Restaurateur Calls on Congress to Repeal Ethanol Mandate
The small business owner of a Wendy's franchise on July 24 asked Congress to repeal the federal Renewable Fuel Standard (RFS), saying the mandate to use corn-based ethanol in the nation's gasoline supply is driving up food prices for restaurants and consumers and hurting job creation.

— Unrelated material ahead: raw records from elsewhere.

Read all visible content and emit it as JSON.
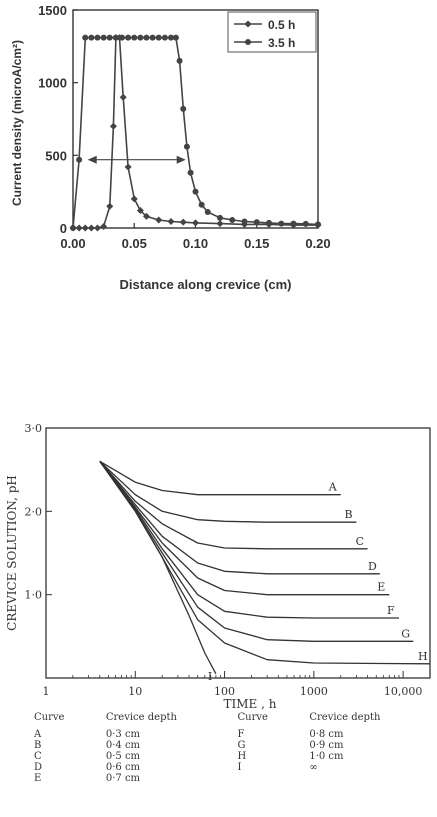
{
  "chart_data": [
    {
      "type": "line",
      "xlabel": "Distance along crevice (cm)",
      "ylabel": "Current density (microA/cm²)",
      "xlim": [
        0,
        0.2
      ],
      "ylim": [
        0,
        1500
      ],
      "x_ticks": [
        "0.00",
        "0.05",
        "0.10",
        "0.15",
        "0.20"
      ],
      "y_ticks": [
        "0",
        "500",
        "1000",
        "1500"
      ],
      "legend_position": "top-right",
      "series": [
        {
          "name": "0.5 h",
          "marker": "diamond",
          "x": [
            0.0,
            0.005,
            0.01,
            0.015,
            0.02,
            0.025,
            0.03,
            0.033,
            0.035,
            0.038,
            0.041,
            0.045,
            0.05,
            0.055,
            0.06,
            0.07,
            0.08,
            0.09,
            0.1,
            0.12,
            0.14,
            0.16,
            0.18,
            0.2
          ],
          "values": [
            0,
            0,
            0,
            0,
            0,
            10,
            150,
            700,
            1310,
            1310,
            900,
            420,
            200,
            120,
            80,
            55,
            45,
            40,
            35,
            30,
            25,
            25,
            20,
            20
          ]
        },
        {
          "name": "3.5 h",
          "marker": "circle",
          "x": [
            0.0,
            0.005,
            0.01,
            0.015,
            0.02,
            0.025,
            0.03,
            0.035,
            0.04,
            0.045,
            0.05,
            0.055,
            0.06,
            0.065,
            0.07,
            0.075,
            0.08,
            0.084,
            0.087,
            0.09,
            0.093,
            0.096,
            0.1,
            0.105,
            0.11,
            0.12,
            0.13,
            0.14,
            0.15,
            0.16,
            0.17,
            0.18,
            0.19,
            0.2
          ],
          "values": [
            0,
            470,
            1310,
            1310,
            1310,
            1310,
            1310,
            1310,
            1310,
            1310,
            1310,
            1310,
            1310,
            1310,
            1310,
            1310,
            1310,
            1310,
            1150,
            820,
            560,
            380,
            250,
            160,
            110,
            70,
            55,
            45,
            40,
            35,
            30,
            30,
            28,
            25
          ]
        }
      ],
      "annotations": [
        "double-headed arrow between the two curves at about 470 microA/cm²"
      ]
    },
    {
      "type": "line",
      "xlabel": "TIME , h",
      "ylabel": "CREVICE SOLUTION, pH",
      "x_scale": "log",
      "xlim": [
        1,
        20000
      ],
      "ylim": [
        0,
        3
      ],
      "x_ticks": [
        "1",
        "10",
        "100",
        "1000",
        "10,000"
      ],
      "y_ticks": [
        "3·0",
        "2·0",
        "1·0"
      ],
      "series": [
        {
          "name": "A",
          "x": [
            4,
            10,
            20,
            50,
            100,
            300,
            1000,
            2000
          ],
          "values": [
            2.6,
            2.35,
            2.25,
            2.2,
            2.2,
            2.2,
            2.2,
            2.2
          ]
        },
        {
          "name": "B",
          "x": [
            4,
            10,
            20,
            50,
            100,
            300,
            1000,
            3000
          ],
          "values": [
            2.6,
            2.2,
            2.0,
            1.9,
            1.88,
            1.87,
            1.87,
            1.87
          ]
        },
        {
          "name": "C",
          "x": [
            4,
            10,
            20,
            50,
            100,
            300,
            1000,
            4000
          ],
          "values": [
            2.6,
            2.12,
            1.85,
            1.62,
            1.56,
            1.55,
            1.55,
            1.55
          ]
        },
        {
          "name": "D",
          "x": [
            4,
            10,
            20,
            50,
            100,
            300,
            1000,
            5500
          ],
          "values": [
            2.6,
            2.08,
            1.7,
            1.38,
            1.28,
            1.25,
            1.25,
            1.25
          ]
        },
        {
          "name": "E",
          "x": [
            4,
            10,
            20,
            50,
            100,
            300,
            1000,
            7000
          ],
          "values": [
            2.6,
            2.05,
            1.62,
            1.2,
            1.05,
            1.0,
            1.0,
            1.0
          ]
        },
        {
          "name": "F",
          "x": [
            4,
            10,
            20,
            50,
            100,
            300,
            1000,
            9000
          ],
          "values": [
            2.6,
            2.03,
            1.55,
            1.0,
            0.8,
            0.73,
            0.72,
            0.72
          ]
        },
        {
          "name": "G",
          "x": [
            4,
            10,
            20,
            50,
            100,
            300,
            1000,
            13000
          ],
          "values": [
            2.6,
            2.01,
            1.5,
            0.85,
            0.6,
            0.46,
            0.44,
            0.44
          ]
        },
        {
          "name": "H",
          "x": [
            4,
            10,
            20,
            50,
            100,
            300,
            1000,
            20000
          ],
          "values": [
            2.6,
            2.0,
            1.45,
            0.7,
            0.42,
            0.22,
            0.18,
            0.17
          ]
        },
        {
          "name": "I",
          "x": [
            4,
            10,
            20,
            40,
            60,
            80
          ],
          "values": [
            2.6,
            2.0,
            1.45,
            0.75,
            0.3,
            0.05
          ]
        }
      ]
    }
  ],
  "legend_table": {
    "headers": [
      "Curve",
      "Crevice depth",
      "Curve",
      "Crevice depth"
    ],
    "rows": [
      [
        "A",
        "0·3 cm",
        "F",
        "0·8 cm"
      ],
      [
        "B",
        "0·4 cm",
        "G",
        "0·9 cm"
      ],
      [
        "C",
        "0·5 cm",
        "H",
        "1·0 cm"
      ],
      [
        "D",
        "0·6 cm",
        "I",
        "∞"
      ],
      [
        "E",
        "0·7 cm",
        "",
        ""
      ]
    ]
  }
}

“What sounded like a good idea has had serious consequences and artificially driven up the price for food both at home and in our restaurants,” said Ed Anderson, testifying on behalf of the National Council of Chain Restaurants (NCCR). "Restaurant owners and employers like us are being hit at a time when our economy can’t afford it.
“When Congress passed the RFS it created a new burden for businesses like ours. We’re asking Congress to dig into the true impact of the RFS and see how it has distorted the market at the expense of small employers.”
Anderson, who owns four Wendy’s restaurants with 140 employees in the Yorktown, Va., area, testified during a subcommittee hearing of the House Energy and Commerce Committee. He said higher food prices caused by the fuel standard have increased his expenses by $120,000 a year, taking away funds that could be used to open additional locations and create new jobs.
A PricewaterhouseCoopers study commissioned by NCCR last year found the Renewable Fuel Standard is driving up costs for restaurants by an estimated $3.2 billion a year. NCCR in June launched a “Feed Food Fairness: Take RFS off the Menu” campaign intended to convince Congress to repeal the law.
The 2005 law requires energy companies to blend billions of gallons of ethanol into gasoline each year in an attempt to reduce reliance on foreign oil. But the increased demand for corn has driven up the price not just of corn but the wide range of other commodities, including wheat, potatoes, meat and dairy products.
The National Council of Chain Restaurants (www.nccr.net) is a division of the National Retail Federation.